Folha de SÃO PAULO – 01/06/2020.

O vencedor do Prêmio Nobal da Paz Muhammad Yunnus vê a crise causada pelo coronavírus como uma oportunidade para o mundo redesenhar o sistema econômico tradicional, que, segundo ele, havia colocado a humanidade em uma rota suicida.

“Tínhamos acabado de começar a década da última chance”, disse o economista em entrevista por email.

Segundo Yunus, o aquecimento global atingiu seu último estágio, e o aumento da desigualdade de renda se transformou em uma “bomba-relógio de raiva e desconfiança”.

Nascido em Bangladesh, país pobre da Ásia, Yunus ganhou notoriedade ao criar, em 1976, o Grameen Bank, instituição dedicada a emprestar recursos a pequenos empreendedores de baixa renda.

Por essa iniciativa, recebeu a alcunha de “pai do microcrédito” e foi laureado —ao lado do banco que fundou— com o Nobel da Paz em 2006, pelo seu papel no combate à pobreza.

Depois disso, uma tentativa de entrar para a vida política colocou Yunus em choque com Sheikh Hasina, atual primeira-ministra de Bangladesh. O economista preferiu não comentar o tema na conversa com a Folha.

Afastado do Grameen desde 2011, Yunus, que fará 80 anos em junho, dedica-se a outros empreendimentos, inclusive no Brasil, onde é sócio da Yunus Negócios Sociais.

O economista disse que seu sonho no país é criar um empreendimento social numa zona “desmilitarizada de intenções agressivas” na Amazônia.

Para Yunus, o mundo espera que o Brasil exerça uma maior liderança em assuntos globais.

Recentemente, participou, ao vivo de Bangladesh, do debate “No going back talks”, promovido pela instituição no Brasil para discutir o mundo pós-pandemia. O evento foi acompanhado por 6.000 pessoas, segundo os organizadores.

O sr. escreveu recentemente que a crise do coronavírus é uma oportunidade para que o mundo se reinvente. O que precisa ser reinventado? 

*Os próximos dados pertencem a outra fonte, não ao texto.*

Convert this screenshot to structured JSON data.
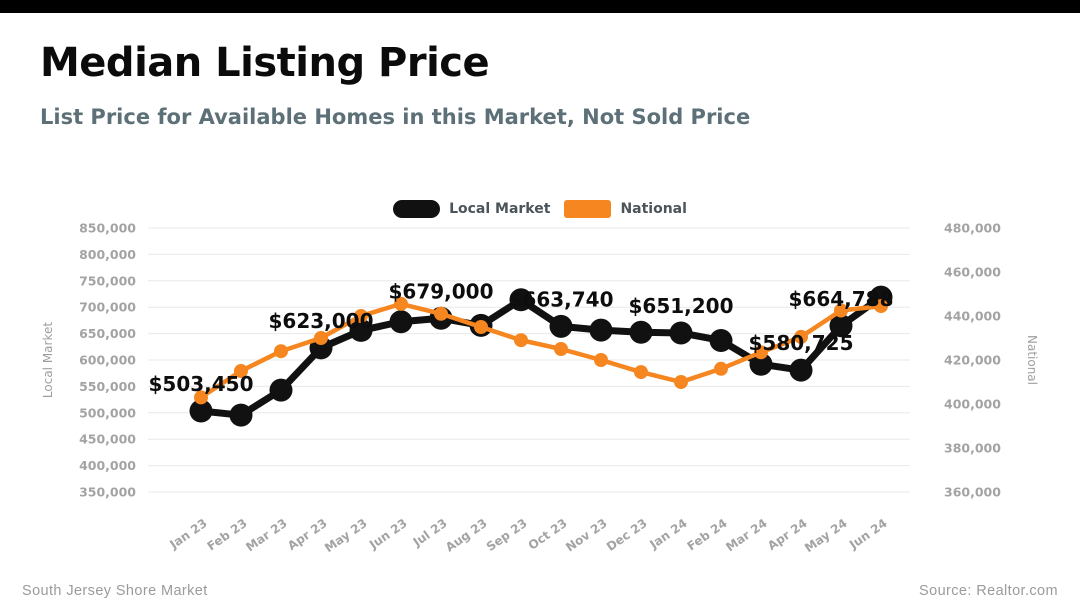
{
  "header": {
    "title": "Median Listing Price",
    "subtitle": "List Price for Available Homes in this Market, Not Sold Price"
  },
  "legend": [
    {
      "label": "Local Market",
      "color": "#111111",
      "shape": "pill"
    },
    {
      "label": "National",
      "color": "#F6861F",
      "shape": "rect"
    }
  ],
  "footer": {
    "left": "South Jersey Shore Market",
    "right": "Source: Realtor.com"
  },
  "chart_data": {
    "type": "line",
    "categories": [
      "Jan 23",
      "Feb 23",
      "Mar 23",
      "Apr 23",
      "May 23",
      "Jun 23",
      "Jul 23",
      "Aug 23",
      "Sep 23",
      "Oct 23",
      "Nov 23",
      "Dec 23",
      "Jan 24",
      "Feb 24",
      "Mar 24",
      "Apr 24",
      "May 24",
      "Jun 24"
    ],
    "series": [
      {
        "name": "Local Market",
        "axis": "left",
        "color": "#111111",
        "values": [
          503450,
          495500,
          543000,
          623000,
          656000,
          672500,
          679000,
          665500,
          714000,
          663740,
          656500,
          652500,
          651200,
          637000,
          592000,
          580725,
          664788,
          719000
        ]
      },
      {
        "name": "National",
        "axis": "right",
        "color": "#F6861F",
        "values": [
          403000,
          415000,
          424000,
          430000,
          440000,
          445500,
          441000,
          435000,
          429000,
          425000,
          420000,
          414500,
          410000,
          416000,
          423500,
          430500,
          442500,
          444500
        ]
      }
    ],
    "point_labels": [
      {
        "index": 0,
        "text": "$503,450"
      },
      {
        "index": 3,
        "text": "$623,000"
      },
      {
        "index": 6,
        "text": "$679,000"
      },
      {
        "index": 9,
        "text": "$663,740"
      },
      {
        "index": 12,
        "text": "$651,200"
      },
      {
        "index": 15,
        "text": "$580,725"
      },
      {
        "index": 16,
        "text": "$664,788"
      }
    ],
    "left_axis": {
      "title": "Local Market",
      "min": 350000,
      "max": 850000,
      "step": 50000,
      "ticks": [
        "850,000",
        "800,000",
        "750,000",
        "700,000",
        "650,000",
        "600,000",
        "550,000",
        "500,000",
        "450,000",
        "400,000",
        "350,000"
      ]
    },
    "right_axis": {
      "title": "National",
      "min": 360000,
      "max": 480000,
      "step": 20000,
      "ticks": [
        "480,000",
        "460,000",
        "440,000",
        "420,000",
        "400,000",
        "380,000",
        "360,000"
      ]
    },
    "grid": "horizontal",
    "legend_position": "top-center",
    "colors": {
      "grid": "#e8e8e8",
      "tick_text": "#a3a3a3",
      "axis_title": "#9e9e9e",
      "data_label": "#0d0d0d"
    }
  }
}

Antes de essa crise começar, a contagem regressiva para o fim da sobrevivência humana neste planeta já havia começado. Tínhamos acabado de começar a década da última chance. O aquecimento global atingira seu último estágio. A concentração de riqueza chegou a um nível tal que tornou o mundo uma bomba-relógio de raiva e desconfiança.

A inteligência artificial ameaçava criar desemprego em massa. Nós estávamos nos aproximando rapidamente da linha final. A pandemia nos salvou de tudo isso, levando o sistema à paralisia. Criou uma tremenda oportunidade para nos distanciarmos da rota suicida dos dias pré-coronavírus e criarmos um novo mundo livre de todos esses perigos.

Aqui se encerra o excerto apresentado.